Je n’en reviens pas d’être là ; de retour. Vraiment ? « Je suis tout à fait là ? » La voix  qui interroge en  moi vogue des mots français à ceux de ma mère ‑ celle-ci, pour toujours, assise dans son humble patio de la maison d’enfance, rue Bleue, à la Casbah‑, elle vacille, hésite d’une langue à l’autre, d’un rire à l’autre : ma mère en moi s’étonne, ses yeux m’interrogeant…

 

Détours


Le brouillage intérieur que provoque l’arrivée sur la terre natale invite Berkane à prendre des chemins de traverse, guidé par l’inconscient : « le petit garçon, ressuscité, qui a peur de ce retour au pays natal…[4] ». Il faut reprendre depuis l’enfance, c’est-à-dire depuis la renaissance d’un drapeau vert et blanc, découvert à l’âge de six ans, dès 1952 ! Rachid, la trentaine, n’a pas vécu la guerre d’indépendance. C’est avec respect et fascination qu’il écoute la narration de Berkane, les anecdotes de son enfance, traçant en filigrane la chronologie du mouvement pour l’indépendance algérien, de 1952 à 1962.

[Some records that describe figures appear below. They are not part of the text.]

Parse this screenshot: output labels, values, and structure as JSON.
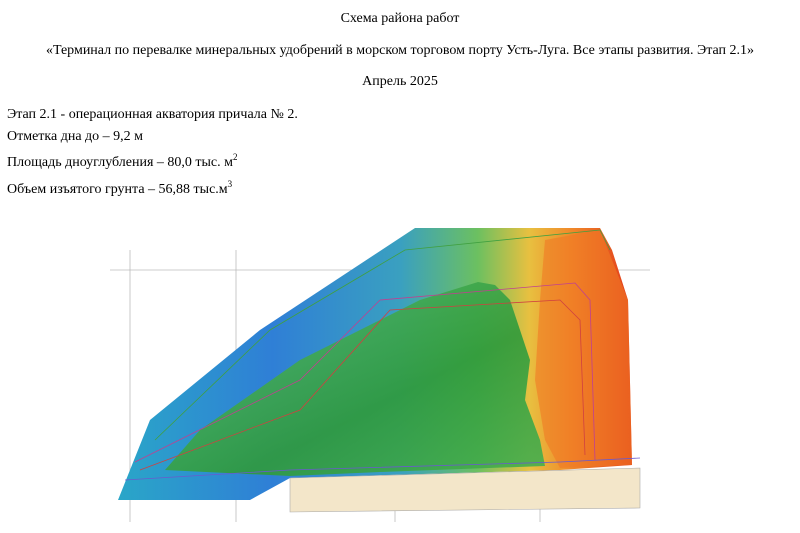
{
  "header": {
    "title": "Схема района работ",
    "subtitle": "«Терминал по перевалке минеральных удобрений в морском торговом порту Усть-Луга. Все этапы развития. Этап 2.1»",
    "date": "Апрель 2025"
  },
  "info": [
    {
      "text": "Этап 2.1 -  операционная акватория причала № 2."
    },
    {
      "text": "Отметка дна до – 9,2  м"
    },
    {
      "text": "Площадь дноуглубления – 80,0 тыс. м",
      "sup": "2"
    },
    {
      "text": "Объем изъятого грунта – 56,88 тыс.м",
      "sup": "3"
    }
  ]
}
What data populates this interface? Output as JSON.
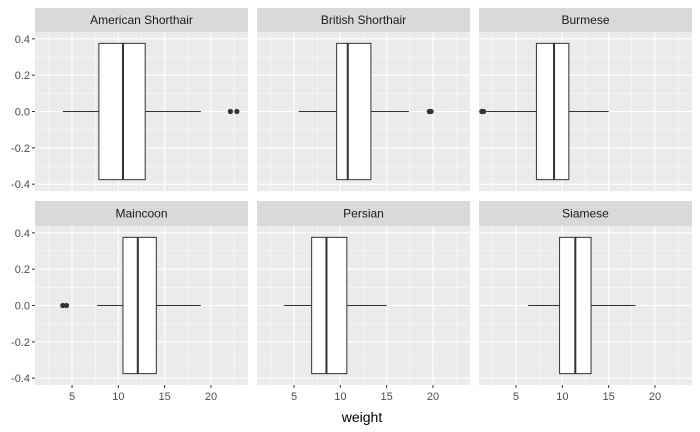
{
  "chart_data": {
    "type": "boxplot",
    "facet_by": "breed",
    "xlabel": "weight",
    "ylabel": "",
    "xlim": [
      1,
      24
    ],
    "ylim": [
      -0.4,
      0.4
    ],
    "x_ticks": [
      5,
      10,
      15,
      20
    ],
    "y_ticks": [
      -0.4,
      -0.2,
      0.0,
      0.2,
      0.4
    ],
    "x_tick_labels": [
      "5",
      "10",
      "15",
      "20"
    ],
    "y_tick_labels": [
      "-0.4",
      "-0.2",
      "0.0",
      "0.2",
      "0.4"
    ],
    "box_half_height": 0.375,
    "grid": true,
    "colors": {
      "panel_bg": "#ebebeb",
      "grid_major": "#ffffff",
      "strip_bg": "#d9d9d9",
      "box_fill": "#ffffff",
      "box_line": "#333333",
      "outlier": "#333333"
    },
    "panels": [
      {
        "name": "American Shorthair",
        "whisker_low": 4.0,
        "q1": 7.9,
        "median": 10.5,
        "q3": 12.9,
        "whisker_high": 18.9,
        "outliers": [
          22.1,
          22.8
        ]
      },
      {
        "name": "British Shorthair",
        "whisker_low": 5.5,
        "q1": 9.6,
        "median": 10.8,
        "q3": 13.3,
        "whisker_high": 17.4,
        "outliers": [
          19.6,
          19.8
        ]
      },
      {
        "name": "Burmese",
        "whisker_low": 1.8,
        "q1": 7.2,
        "median": 9.1,
        "q3": 10.7,
        "whisker_high": 15.0,
        "outliers": [
          1.3,
          1.5
        ]
      },
      {
        "name": "Maincoon",
        "whisker_low": 7.7,
        "q1": 10.5,
        "median": 12.1,
        "q3": 14.1,
        "whisker_high": 18.9,
        "outliers": [
          4.0,
          4.4
        ]
      },
      {
        "name": "Persian",
        "whisker_low": 3.9,
        "q1": 6.9,
        "median": 8.5,
        "q3": 10.7,
        "whisker_high": 15.0,
        "outliers": []
      },
      {
        "name": "Siamese",
        "whisker_low": 6.3,
        "q1": 9.7,
        "median": 11.4,
        "q3": 13.1,
        "whisker_high": 17.9,
        "outliers": []
      }
    ]
  }
}
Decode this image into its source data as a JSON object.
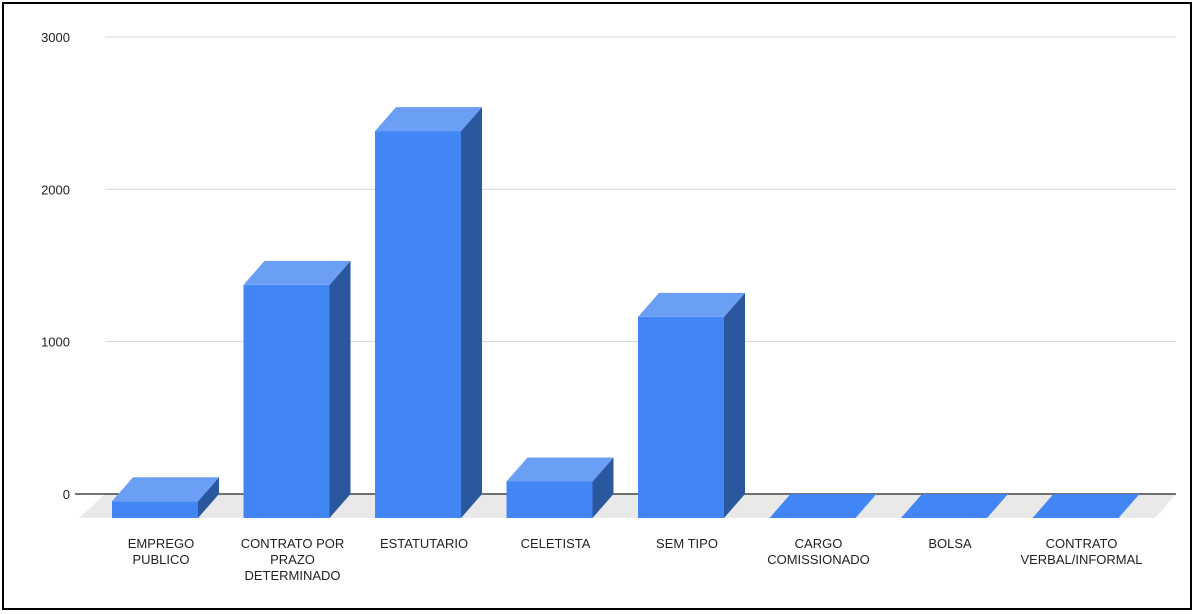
{
  "chart_data": {
    "type": "bar",
    "style": "3d",
    "categories": [
      [
        "EMPREGO",
        "PUBLICO"
      ],
      [
        "CONTRATO POR",
        "PRAZO",
        "DETERMINADO"
      ],
      [
        "ESTATUTARIO"
      ],
      [
        "CELETISTA"
      ],
      [
        "SEM TIPO"
      ],
      [
        "CARGO",
        "COMISSIONADO"
      ],
      [
        "BOLSA"
      ],
      [
        "CONTRATO",
        "VERBAL/INFORMAL"
      ]
    ],
    "values": [
      110,
      1530,
      2540,
      240,
      1320,
      0,
      0,
      0
    ],
    "ylim": [
      0,
      3000
    ],
    "yticks": [
      0,
      1000,
      2000,
      3000
    ],
    "grid": true,
    "colors": {
      "front": "#4285f4",
      "top": "#6b9ff6",
      "side": "#2b579f",
      "floor": "#e9e9e9",
      "gridline": "#d6d6d6",
      "axis": "#222222"
    }
  }
}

La visite du quartier d’enfance, attendue comme « véritable retour[5] » par le narrateur exalté, ne se livre cependant qu’en demi-teinte : la réalité de l’an 1991 semble refuser le dialogue avec le souvenir. Devant le désarroi de Berkane, l’ami algérois s’exclame : « Ils t’ont pris pour un coopérant, un riche touriste[6] ». L’avenir, pétri de souvenirs d’enfance, piétine. Le trajet du retour est celui du nord vers le sud, de l’Europe opulente vers un pays fragile, à l’architecture délabrée, à la population désœuvrée. Le spectacle est difficile, désolant. Face à une société changée, muée, Berkane comprend l’impossibilité du retour, du moins dans son acception brute, à la fois géographique et temporelle. Désorienté, il vit « les retrouvailles (…) irrémédiablement fissurées, partant à la dérive, comme un paquebot qui se pencherait juste avant de s’enfoncer.[7] »

La perte définitive du royaume de l’enfance porte le personnage à l’écriture, par la nécessité de dire ce trompe-l’œil, cette illusion de l’exilé qui croit laisser derrière lui une image immobile : « Quoi de plus banal, la vie des lieux, des gens ‑ je le croyais ‑ resterait jaillissante derrière moi, donc en moi aussi ‑ moi m’étant cru momentanément le séparé, l’éloigné[8]. »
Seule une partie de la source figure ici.